Project summary Stem cells derived extracellular vesicles (EV) hold great promise for repairing myocardial infarctions (MI), and there is an urgent need to develop effective EV-based therapies, preferably delivered by systemic administration. In this context, a robust EV-tracking technology is invaluable to provide the new capability to elucidate the injury tropism of EVs derived from different cell sources and to guide and further optimize EV-based therapies. The goal of this Catalyze proposal is to establish a bimodal imaging platform technology for tracking EV delivery to the injured heart using magnetic resonance imaging (MRI) and magnetic particle imaging (MPI). In our preliminary studies, we developed a novel labeling strategy for preparing highly purified, magnetically labeled EVs, dubbed magneto-EVs. Thanks to the magnetic labeling by superparamagnetic iron oxide (SPIO) nanoparticles, one can use combined MRI and MPI to detect systemically injected EVs in vivo with high sensitivity and specificity in a high spatial resolution manner. In this Catalyze proposal, we will further optimize and rigorously validate the MPI/MRI technologies for tracking magneto-EVs beyond the initial prototype demonstration. In particular, we will 1) optimize magnetic labeling and MPI/MRI acquisition for accurately detecting magneto-EVs and 2) validate the ability of MPI/MRI to track therapeutic EVs in a mouse MI model. This line of investigation is significant because it will fill the critical gap in knowledge as to how to track and improve EV for myocardial repair applications, and this new MPI/MRI has the capability, if optimized, to meet the unmet need, that is an effective means to investigate the injury-tropism of SC-EVs and thereby promote the development of more effective, EV-based regenerative medicine for myocardial repair. Furthermore, MRI has immediate translatability and will facilitate the clinical application of EV therapies in the future, whereas MPI also has translation potential. The proposed research is innovative because the proposed study will use a novel labeling strategy, which allows preparing highly purified magneto-EVs efficiently, and an MPI/MRI multimodal detection approach, which enables quantitative tracking of magneto-EVs in vivo in a high spatial resolution manner.

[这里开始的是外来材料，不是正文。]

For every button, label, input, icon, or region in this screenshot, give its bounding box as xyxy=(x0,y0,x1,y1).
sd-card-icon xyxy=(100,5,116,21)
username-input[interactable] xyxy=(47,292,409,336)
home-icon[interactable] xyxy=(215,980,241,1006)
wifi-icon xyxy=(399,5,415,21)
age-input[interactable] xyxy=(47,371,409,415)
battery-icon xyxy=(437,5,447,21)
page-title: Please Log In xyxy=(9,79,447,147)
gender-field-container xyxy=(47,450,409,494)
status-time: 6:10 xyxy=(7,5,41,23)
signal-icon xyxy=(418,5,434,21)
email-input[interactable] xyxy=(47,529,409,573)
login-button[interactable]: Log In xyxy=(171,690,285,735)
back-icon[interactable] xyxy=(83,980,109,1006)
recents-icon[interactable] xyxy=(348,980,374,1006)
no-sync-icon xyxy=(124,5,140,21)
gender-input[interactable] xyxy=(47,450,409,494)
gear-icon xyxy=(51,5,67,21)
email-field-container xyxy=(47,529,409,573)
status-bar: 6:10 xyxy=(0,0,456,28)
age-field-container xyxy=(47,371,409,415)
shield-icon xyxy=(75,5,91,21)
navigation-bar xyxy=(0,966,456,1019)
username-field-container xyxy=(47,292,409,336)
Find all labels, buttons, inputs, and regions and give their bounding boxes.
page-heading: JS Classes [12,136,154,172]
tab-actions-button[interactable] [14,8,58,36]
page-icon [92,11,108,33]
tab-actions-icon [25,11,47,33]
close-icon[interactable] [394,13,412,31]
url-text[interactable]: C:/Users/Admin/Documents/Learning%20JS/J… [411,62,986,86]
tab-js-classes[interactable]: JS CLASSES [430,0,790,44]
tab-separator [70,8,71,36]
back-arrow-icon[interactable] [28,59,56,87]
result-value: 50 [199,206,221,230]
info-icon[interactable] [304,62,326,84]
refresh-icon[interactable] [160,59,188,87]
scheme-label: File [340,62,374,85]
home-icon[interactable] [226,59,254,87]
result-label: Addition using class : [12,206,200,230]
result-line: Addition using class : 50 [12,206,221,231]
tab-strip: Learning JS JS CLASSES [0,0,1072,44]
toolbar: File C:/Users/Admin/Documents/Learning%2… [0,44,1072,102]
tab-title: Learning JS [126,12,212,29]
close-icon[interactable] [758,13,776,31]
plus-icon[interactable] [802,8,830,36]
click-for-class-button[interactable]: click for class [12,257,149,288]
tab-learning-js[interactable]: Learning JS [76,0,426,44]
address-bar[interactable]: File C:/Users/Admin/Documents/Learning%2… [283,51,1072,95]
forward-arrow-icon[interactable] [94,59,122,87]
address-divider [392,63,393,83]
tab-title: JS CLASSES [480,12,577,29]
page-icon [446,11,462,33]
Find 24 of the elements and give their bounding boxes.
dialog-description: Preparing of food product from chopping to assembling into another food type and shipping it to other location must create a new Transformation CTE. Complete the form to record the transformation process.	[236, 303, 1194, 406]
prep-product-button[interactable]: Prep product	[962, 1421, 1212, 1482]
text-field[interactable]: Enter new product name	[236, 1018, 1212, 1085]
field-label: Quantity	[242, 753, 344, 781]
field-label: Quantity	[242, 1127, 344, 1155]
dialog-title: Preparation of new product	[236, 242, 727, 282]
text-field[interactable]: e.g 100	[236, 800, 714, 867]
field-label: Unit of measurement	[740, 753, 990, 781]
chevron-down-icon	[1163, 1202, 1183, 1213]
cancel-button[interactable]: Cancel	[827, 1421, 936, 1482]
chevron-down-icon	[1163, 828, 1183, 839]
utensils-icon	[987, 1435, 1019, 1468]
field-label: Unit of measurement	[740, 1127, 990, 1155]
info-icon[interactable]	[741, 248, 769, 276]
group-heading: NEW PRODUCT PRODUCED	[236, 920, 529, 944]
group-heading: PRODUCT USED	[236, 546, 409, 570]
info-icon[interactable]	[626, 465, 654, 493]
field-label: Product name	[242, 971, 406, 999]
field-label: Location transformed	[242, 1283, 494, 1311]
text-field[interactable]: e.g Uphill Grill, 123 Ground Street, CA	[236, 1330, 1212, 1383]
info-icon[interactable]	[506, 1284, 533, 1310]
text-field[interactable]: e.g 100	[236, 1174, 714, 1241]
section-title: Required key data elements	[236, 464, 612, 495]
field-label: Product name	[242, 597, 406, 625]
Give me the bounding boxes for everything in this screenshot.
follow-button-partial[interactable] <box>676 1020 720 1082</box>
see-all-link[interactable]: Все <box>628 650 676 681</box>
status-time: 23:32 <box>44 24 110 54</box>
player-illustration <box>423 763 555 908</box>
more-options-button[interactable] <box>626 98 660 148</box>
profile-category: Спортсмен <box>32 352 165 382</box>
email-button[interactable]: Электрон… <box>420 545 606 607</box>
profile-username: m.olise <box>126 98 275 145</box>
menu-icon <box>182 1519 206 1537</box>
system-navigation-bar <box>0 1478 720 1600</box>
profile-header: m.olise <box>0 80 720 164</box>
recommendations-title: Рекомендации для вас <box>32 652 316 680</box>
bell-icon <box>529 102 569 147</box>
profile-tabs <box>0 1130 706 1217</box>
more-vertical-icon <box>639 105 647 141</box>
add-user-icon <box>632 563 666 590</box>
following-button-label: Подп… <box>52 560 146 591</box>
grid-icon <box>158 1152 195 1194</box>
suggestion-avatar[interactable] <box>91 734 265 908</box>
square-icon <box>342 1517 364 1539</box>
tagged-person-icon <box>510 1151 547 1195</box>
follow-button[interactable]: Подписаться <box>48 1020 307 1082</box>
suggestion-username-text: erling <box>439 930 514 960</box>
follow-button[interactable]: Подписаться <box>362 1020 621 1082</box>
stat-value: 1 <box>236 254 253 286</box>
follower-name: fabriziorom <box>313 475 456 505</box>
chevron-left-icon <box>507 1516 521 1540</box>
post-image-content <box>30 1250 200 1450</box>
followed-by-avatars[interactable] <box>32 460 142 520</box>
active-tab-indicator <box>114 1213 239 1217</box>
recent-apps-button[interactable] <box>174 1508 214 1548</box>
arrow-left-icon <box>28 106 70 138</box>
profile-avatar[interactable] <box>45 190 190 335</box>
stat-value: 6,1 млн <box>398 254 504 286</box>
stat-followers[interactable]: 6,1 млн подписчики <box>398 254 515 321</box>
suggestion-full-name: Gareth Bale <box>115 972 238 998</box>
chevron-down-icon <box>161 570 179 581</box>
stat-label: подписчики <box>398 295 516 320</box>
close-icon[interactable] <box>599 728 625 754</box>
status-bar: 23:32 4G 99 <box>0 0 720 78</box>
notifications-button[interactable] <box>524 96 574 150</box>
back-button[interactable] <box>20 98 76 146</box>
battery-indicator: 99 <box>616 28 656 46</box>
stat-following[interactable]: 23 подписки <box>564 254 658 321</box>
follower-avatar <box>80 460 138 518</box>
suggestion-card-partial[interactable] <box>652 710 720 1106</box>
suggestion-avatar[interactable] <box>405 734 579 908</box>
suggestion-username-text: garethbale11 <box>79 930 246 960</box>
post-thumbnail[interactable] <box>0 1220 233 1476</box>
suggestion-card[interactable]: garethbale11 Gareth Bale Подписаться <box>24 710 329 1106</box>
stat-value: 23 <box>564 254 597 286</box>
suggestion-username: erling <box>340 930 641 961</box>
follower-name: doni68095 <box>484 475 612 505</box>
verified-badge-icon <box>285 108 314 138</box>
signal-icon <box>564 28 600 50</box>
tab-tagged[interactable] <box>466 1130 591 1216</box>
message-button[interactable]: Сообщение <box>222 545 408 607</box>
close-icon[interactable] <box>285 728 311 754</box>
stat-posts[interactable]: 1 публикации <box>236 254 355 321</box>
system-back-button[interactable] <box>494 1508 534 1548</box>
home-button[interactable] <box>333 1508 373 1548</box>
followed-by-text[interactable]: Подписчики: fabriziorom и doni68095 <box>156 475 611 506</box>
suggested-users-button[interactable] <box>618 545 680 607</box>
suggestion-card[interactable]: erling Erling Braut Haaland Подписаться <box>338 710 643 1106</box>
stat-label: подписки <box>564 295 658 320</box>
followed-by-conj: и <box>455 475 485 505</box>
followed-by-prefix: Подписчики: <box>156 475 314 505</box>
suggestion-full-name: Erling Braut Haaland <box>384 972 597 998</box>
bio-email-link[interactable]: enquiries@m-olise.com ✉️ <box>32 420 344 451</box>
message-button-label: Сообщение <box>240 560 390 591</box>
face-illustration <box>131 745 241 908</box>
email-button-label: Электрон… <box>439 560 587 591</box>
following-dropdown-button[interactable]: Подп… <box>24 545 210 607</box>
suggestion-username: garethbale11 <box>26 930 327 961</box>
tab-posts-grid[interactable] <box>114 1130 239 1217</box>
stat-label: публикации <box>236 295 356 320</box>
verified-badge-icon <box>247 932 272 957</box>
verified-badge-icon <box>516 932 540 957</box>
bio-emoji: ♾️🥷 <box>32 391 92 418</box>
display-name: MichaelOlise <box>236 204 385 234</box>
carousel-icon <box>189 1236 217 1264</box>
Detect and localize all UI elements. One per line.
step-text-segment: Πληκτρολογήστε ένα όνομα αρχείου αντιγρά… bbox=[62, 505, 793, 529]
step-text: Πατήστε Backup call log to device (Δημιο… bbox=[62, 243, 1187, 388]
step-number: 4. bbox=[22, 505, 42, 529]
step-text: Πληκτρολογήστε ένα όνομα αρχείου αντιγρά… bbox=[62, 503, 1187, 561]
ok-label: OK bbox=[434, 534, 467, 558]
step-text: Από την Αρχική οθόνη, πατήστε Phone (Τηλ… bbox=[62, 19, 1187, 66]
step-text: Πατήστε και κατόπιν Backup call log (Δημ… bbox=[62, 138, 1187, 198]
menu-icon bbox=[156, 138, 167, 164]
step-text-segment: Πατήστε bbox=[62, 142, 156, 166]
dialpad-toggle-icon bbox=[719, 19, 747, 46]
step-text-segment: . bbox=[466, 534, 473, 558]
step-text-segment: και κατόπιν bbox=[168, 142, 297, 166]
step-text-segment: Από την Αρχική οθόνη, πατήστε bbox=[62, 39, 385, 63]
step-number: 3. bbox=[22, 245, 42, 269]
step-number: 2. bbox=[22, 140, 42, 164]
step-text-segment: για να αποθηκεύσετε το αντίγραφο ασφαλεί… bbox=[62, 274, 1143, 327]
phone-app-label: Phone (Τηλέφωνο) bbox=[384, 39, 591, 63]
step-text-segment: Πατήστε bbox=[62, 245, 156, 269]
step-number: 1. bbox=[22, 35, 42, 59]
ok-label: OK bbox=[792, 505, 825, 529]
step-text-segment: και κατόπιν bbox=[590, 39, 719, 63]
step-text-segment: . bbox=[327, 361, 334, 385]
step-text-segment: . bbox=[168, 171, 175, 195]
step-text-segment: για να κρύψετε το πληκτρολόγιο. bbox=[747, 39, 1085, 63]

项目总结 干细胞来源的细胞外小泡(EV)在修复心肌梗死(MI)方面具有巨大的前景，并且 迫切需要开发有效的以EV为基础的疗法，最好是通过全身给药来提供。 在这种情况下，强大的EV跟踪技术对于提供新的能力来阐明损伤是非常宝贵的 研究来自不同细胞来源的EV的取向，并指导和进一步优化基于EV的治疗。这个 这一催化提案的目标是建立一个双峰成像平台技术，用于跟踪电动汽车的交付 使用磁共振成像(MRI)和磁粒子成像(MPI)对受伤的心脏进行检查。在我们的 初步研究，我们开发了一种新的标记策略来制备高纯度的磁性标记 电动汽车，被称为磁力电动汽车。由于超顺磁性氧化铁(SPIO)的磁性标记 纳米粒子，可以结合核磁共振成像和MPI检测体内系统注射的EV，具有高灵敏度 和高空间分辨率的特异性。在这个催化提案中，我们将进一步优化和 严格验证MPI/MRI技术，以跟踪原始样机以外的磁电动车 游行示威。特别是，我们将1)优化磁性标记和MPI/MRI采集，以实现准确 检测磁EVS和2)验证MPI/MRI在小鼠MI模型中跟踪治疗性EVS的能力。 这条调查路线意义重大，因为它将填补关于如何跟踪和 改善用于心肌修复应用的EV，如果进行优化，这款新的MPI/MRI具有满足 未满足的需求，这是一种有效的手段来研究SC-EVS的伤害倾向，从而促进 开发更有效的、以EV为基础的心肌修复再生药物。此外，核磁共振成像已经 可即时翻译，并将促进未来EV疗法的临床应用，而MPI还 有翻译的潜力。拟议的研究是创新的，因为拟议的研究将使用一种新颖的 标记策略，允许高效地制备高纯度的磁电动车，以及MPI/MRI多模式 检测方法，能够在高空间分辨率下对活体磁电动汽车进行定量跟踪 举止。